Two of the three ringside judges scored all eight rounds for Pacquiao, while a third gave De La Hoya the first round. The Associated Press scored every round for the winner.

The fight was lopsided from the beginning, with Pacquiao landing punch after punch while De La Hoya chased after him, trying to catch him with a big punch. Pacquiao was winning big even before the seventh round, when he was pounding De La Hoya against the ropes in his corner and catching him with huge shots that knocked him across the ring.

De La Hoya remained upright, but with one eye closed and his reflexes seemingly gone there was no chance he was going to land the big punches he would have needed to turn the fight around. Ringside statistics showed Pacquiao landed 45 power punches in the seventh round to just four for De La Hoya.

“He’s just a great fighter,” De La Hoya said. “I have nothing bad to say about him. He prepared like a true champion.”

Pacquiao came up two weight classes to fight for his biggest purse, while De La Hoya dropped down to meet him at 147 pounds. Though De La Hoya towered over Pacquiao and had a big reach advantage over him, Pacquiao had no trouble getting inside what few jabs De La Hoya threw to land his shots.

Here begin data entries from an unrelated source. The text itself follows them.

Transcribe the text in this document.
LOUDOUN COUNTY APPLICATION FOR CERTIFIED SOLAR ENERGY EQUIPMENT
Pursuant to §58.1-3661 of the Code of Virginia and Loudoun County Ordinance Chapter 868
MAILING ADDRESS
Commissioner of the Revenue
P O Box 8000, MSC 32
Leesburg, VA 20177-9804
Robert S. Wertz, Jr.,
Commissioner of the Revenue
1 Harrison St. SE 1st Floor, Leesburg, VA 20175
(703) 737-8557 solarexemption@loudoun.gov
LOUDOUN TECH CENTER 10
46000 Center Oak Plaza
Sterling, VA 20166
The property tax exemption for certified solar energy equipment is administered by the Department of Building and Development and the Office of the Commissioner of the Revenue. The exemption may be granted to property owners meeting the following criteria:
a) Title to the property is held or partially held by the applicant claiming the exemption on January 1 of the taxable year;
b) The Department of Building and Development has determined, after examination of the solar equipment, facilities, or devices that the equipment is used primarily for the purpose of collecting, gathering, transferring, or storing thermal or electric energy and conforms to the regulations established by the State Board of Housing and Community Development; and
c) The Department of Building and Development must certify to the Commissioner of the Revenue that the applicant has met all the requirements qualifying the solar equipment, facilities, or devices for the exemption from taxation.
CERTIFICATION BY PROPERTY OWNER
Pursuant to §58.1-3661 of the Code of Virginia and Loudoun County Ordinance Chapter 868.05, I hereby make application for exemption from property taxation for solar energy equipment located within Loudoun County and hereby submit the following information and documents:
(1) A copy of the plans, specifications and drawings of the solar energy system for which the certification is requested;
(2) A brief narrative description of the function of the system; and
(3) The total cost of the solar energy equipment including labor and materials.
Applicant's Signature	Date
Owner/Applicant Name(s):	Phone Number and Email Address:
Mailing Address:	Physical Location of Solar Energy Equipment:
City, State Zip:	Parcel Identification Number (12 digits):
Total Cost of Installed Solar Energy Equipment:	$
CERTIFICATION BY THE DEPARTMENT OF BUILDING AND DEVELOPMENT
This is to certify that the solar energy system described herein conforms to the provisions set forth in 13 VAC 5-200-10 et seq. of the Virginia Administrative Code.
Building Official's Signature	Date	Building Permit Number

“We knew we had him after the first round,” Pacquiao’s trainer, Freddie Roach said. “He had no legs, he was hesitant and he was shot.”

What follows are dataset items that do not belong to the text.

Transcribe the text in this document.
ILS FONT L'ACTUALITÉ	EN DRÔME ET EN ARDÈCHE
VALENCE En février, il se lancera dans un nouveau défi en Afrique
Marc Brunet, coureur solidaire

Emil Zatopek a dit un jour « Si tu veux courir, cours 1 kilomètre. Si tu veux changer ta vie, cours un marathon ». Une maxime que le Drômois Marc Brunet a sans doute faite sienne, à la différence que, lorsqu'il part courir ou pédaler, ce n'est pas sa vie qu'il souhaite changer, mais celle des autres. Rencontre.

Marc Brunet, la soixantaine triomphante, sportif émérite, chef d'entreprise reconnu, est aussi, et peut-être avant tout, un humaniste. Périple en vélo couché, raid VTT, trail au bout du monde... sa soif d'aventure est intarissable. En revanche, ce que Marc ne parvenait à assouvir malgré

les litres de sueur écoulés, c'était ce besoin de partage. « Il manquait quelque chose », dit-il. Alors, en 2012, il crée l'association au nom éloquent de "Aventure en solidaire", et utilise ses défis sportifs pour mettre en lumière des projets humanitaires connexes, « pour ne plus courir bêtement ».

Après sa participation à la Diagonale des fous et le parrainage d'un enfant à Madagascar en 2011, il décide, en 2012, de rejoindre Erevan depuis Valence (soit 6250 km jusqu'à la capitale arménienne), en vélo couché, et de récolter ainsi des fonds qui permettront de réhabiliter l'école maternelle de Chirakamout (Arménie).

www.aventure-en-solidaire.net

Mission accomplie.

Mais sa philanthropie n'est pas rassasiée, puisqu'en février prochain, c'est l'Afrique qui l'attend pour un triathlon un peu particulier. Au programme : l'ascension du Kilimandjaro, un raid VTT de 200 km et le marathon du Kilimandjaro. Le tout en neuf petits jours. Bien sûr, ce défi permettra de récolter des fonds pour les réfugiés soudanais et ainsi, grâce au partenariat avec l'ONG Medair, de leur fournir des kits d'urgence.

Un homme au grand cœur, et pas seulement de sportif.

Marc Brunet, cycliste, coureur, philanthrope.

Roach trained De La Hoya in his last big fight a year ago and said De La Hoya simply couldn’t throw punches when he needed in that fight. That was magnified even more against Pacquiao, who not only was as elusive as Floyd Mayweather Jr. but threw punches back that kept De La Hoya off pace.

“Freddie, you’re right,” De La Hoya told the trainer after the fight. “I just don’t have it anymore.”

•At Nottingham, England, Carl Froch survived the big punches of Jean Pascal and a tendency to indulge in a wild-swinging brawl to capture the WBC super-middleweight title.

•At London, talented prospect Amir Khan rebounded from a first-round loss three months ago to stop Oisin Fagan in the second round and capture the WBA international lightweight title.